The invasive nature of my partner was nothing like him, and the confession he would tell me could not have been at all positive. "Stay out of my head and stay right where you are. What in all the dickens is wrong with you?" Becoming a wafting smoke that pressurized my lungs, I snatched up pathetic candlesticks to use as a weak advantage in what could be a confrontation with him. What respect crystallized for him began to dwindle into a growing itch to get away. Far.
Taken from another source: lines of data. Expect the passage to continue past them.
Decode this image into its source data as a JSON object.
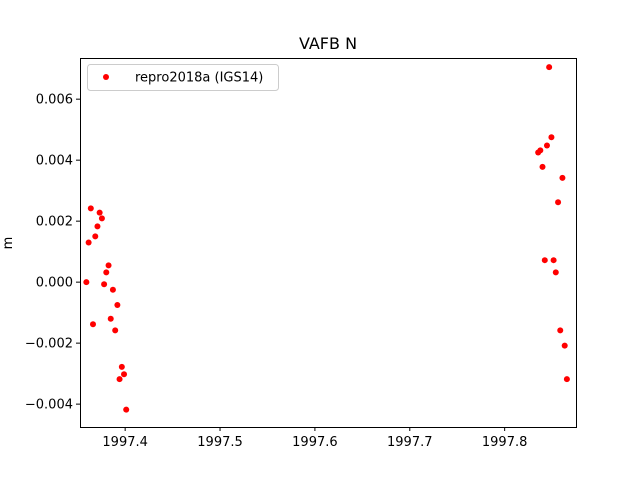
{
  "chart_data": {
    "type": "scatter",
    "title": "VAFB N",
    "xlabel": "",
    "ylabel": "m",
    "xlim": [
      1997.3524,
      1997.8752
    ],
    "ylim": [
      -0.00475,
      0.00735
    ],
    "xticks": [
      1997.4,
      1997.5,
      1997.6,
      1997.7,
      1997.8
    ],
    "xtick_labels": [
      "1997.4",
      "1997.5",
      "1997.6",
      "1997.7",
      "1997.8"
    ],
    "yticks": [
      -0.004,
      -0.002,
      0.0,
      0.002,
      0.004,
      0.006
    ],
    "ytick_labels": [
      "−0.004",
      "−0.002",
      "0.000",
      "0.002",
      "0.004",
      "0.006"
    ],
    "grid": false,
    "legend": {
      "placement": "top-left"
    },
    "series": [
      {
        "name": "repro2018a (IGS14)",
        "color": "#ff0000",
        "marker": "circle",
        "points": [
          [
            1997.3591,
            0.0
          ],
          [
            1997.3615,
            0.0013
          ],
          [
            1997.3638,
            0.00242
          ],
          [
            1997.3661,
            -0.00138
          ],
          [
            1997.3685,
            0.0015
          ],
          [
            1997.3708,
            0.00183
          ],
          [
            1997.3731,
            0.00228
          ],
          [
            1997.3755,
            0.00209
          ],
          [
            1997.3778,
            -7e-05
          ],
          [
            1997.3801,
            0.00032
          ],
          [
            1997.3825,
            0.00055
          ],
          [
            1997.3848,
            -0.0012
          ],
          [
            1997.3871,
            -0.00025
          ],
          [
            1997.3895,
            -0.00158
          ],
          [
            1997.3918,
            -0.00075
          ],
          [
            1997.3941,
            -0.00318
          ],
          [
            1997.3965,
            -0.00278
          ],
          [
            1997.3988,
            -0.00302
          ],
          [
            1997.4011,
            -0.00418
          ],
          [
            1997.8353,
            0.00425
          ],
          [
            1997.8376,
            0.00432
          ],
          [
            1997.8399,
            0.00378
          ],
          [
            1997.8423,
            0.00072
          ],
          [
            1997.8446,
            0.00448
          ],
          [
            1997.8469,
            0.00705
          ],
          [
            1997.8493,
            0.00475
          ],
          [
            1997.8516,
            0.00072
          ],
          [
            1997.8539,
            0.00032
          ],
          [
            1997.8563,
            0.00262
          ],
          [
            1997.8586,
            -0.00158
          ],
          [
            1997.8609,
            0.00342
          ],
          [
            1997.8633,
            -0.00208
          ],
          [
            1997.8656,
            -0.00318
          ]
        ]
      }
    ]
  }
}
"Something happened to you a long time ago, right? It was when you were just a kid." That was an interdiction to uncharted territory, bubbling the unwanted anger into a chafed layer of skin making me feel tight.

"Get out of my damn head," my quivering voice ordered with as much authority as one in my place could muster.

"You had a family, at last." Bloody fool, he was playing with the embers of a fire close to igniting into a blaze I had put so much effort into keeping out. He was not going to degrade my stance from this high down to the underworld from where I emerged. "I'm sorry."